A random variable is defined by the set of possible values it can take and the probability associated with each value. In our exercise, the random variables are represented by the sum of the dice, the difference of dice rolls, and the largest number showing. Assigning a random variable, like 'x' for sum or 'y' for difference, allows us to communicate and manipulate these outcomes mathematically.

The sum of two dice rolls is a classic probability exercise. When two dice are rolled, the smallest sum we can get is 2 (both dice show a 1) and the largest sum is 12 (both dice show a 6). The range of possible sums is therefore from 2 to 12.

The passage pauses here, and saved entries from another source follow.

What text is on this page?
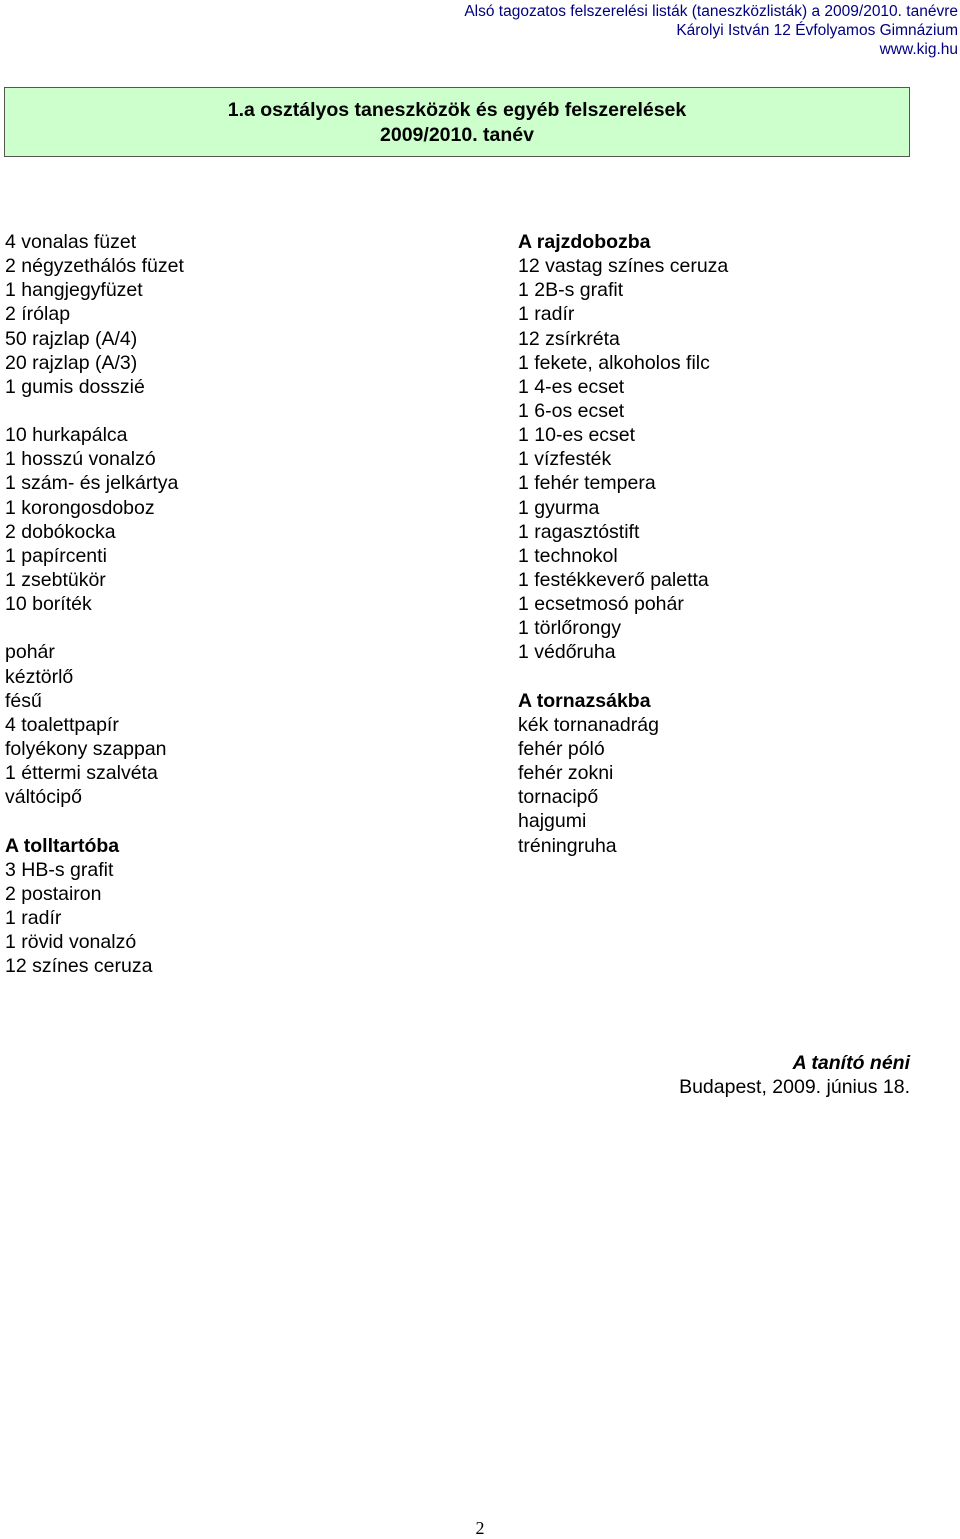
Alsó tagozatos felszerelési listák (taneszközlisták) a 2009/2010. tanévre
Károlyi István 12 Évfolyamos Gimnázium
www.kig.hu
1.a osztályos taneszközök és egyéb felszerelések
2009/2010. tanév
4 vonalas füzet
2 négyzethálós füzet
1 hangjegyfüzet
2 írólap
50 rajzlap (A/4)
20 rajzlap (A/3)
1 gumis dosszié
10 hurkapálca
1 hosszú vonalzó
1 szám- és jelkártya
1 korongosdoboz
2 dobókocka
1 papírcenti
1 zsebtükör
10 boríték
pohár
kéztörlő
fésű
4 toalettpapír
folyékony szappan
1 éttermi szalvéta
váltócipő
A tolltartóba
3 HB-s grafit
2 postairon
1 radír
1 rövid vonalzó
12 színes ceruza
A rajzdobozba
12 vastag színes ceruza
1 2B-s grafit
1 radír
12 zsírkréta
1 fekete, alkoholos filc
1 4-es ecset
1 6-os ecset
1 10-es ecset
1 vízfesték
1 fehér tempera
1 gyurma
1 ragasztóstift
1 technokol
1 festékkeverő paletta
1 ecsetmosó pohár
1 törlőrongy
1 védőruha
A tornazsákba
kék tornanadrág
fehér póló
fehér zokni
tornacipő
hajgumi
tréningruha
A tanító néni
Budapest, 2009. június 18.
2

However, not all sums have the same probability of occurring. For example, there is only one way to roll a 2 (1+1), but there are multiple ways to roll a 7 (1+6, 2+5, 3+4, 4+3, 5+2, 6+1). Understanding the distribution of these outcomes is key to grasping the probabilities of rolling certain sums.

When discussing the difference of dice rolls, we're interested in the absolute difference between the numbers showing on the red die and the white die. Since the dice are fair and have values from 1 to 6, the differences range from 0 (when both dice show the same number) to 5 (when one die shows a 6 and the other a 1, for instance).

The calculation of the difference ignores which die is higher or lower, considering only the magnitude of the difference. For every pair of dice rolls, the difference can be quickly found, and its possible values enumerated. Unlike sums, all differences have the same chance of appearing because each difference can only happen in two ways (e.g., a difference of 2 can occur with a roll of 3 on the red die and a roll of 1 on the white die or vice versa).

Determining the largest number showing on either die after a roll is another interesting variable that can be derived from a pair of six-sided dice. This value is simply the higher of the two numbers that are rolled. The possible outcomes are 1 through 6.

The chances of rolling any specific largest number are not uniform, as rolling a 6 as the largest number can happen in more scenarios (any roll where at least one die is a 6) compared to rolling a 1 (which can only happen when both dice show 1). This concept demonstrates how the frequency of possible outcomes can provide insight into the likelihood of each result when we roll two dice.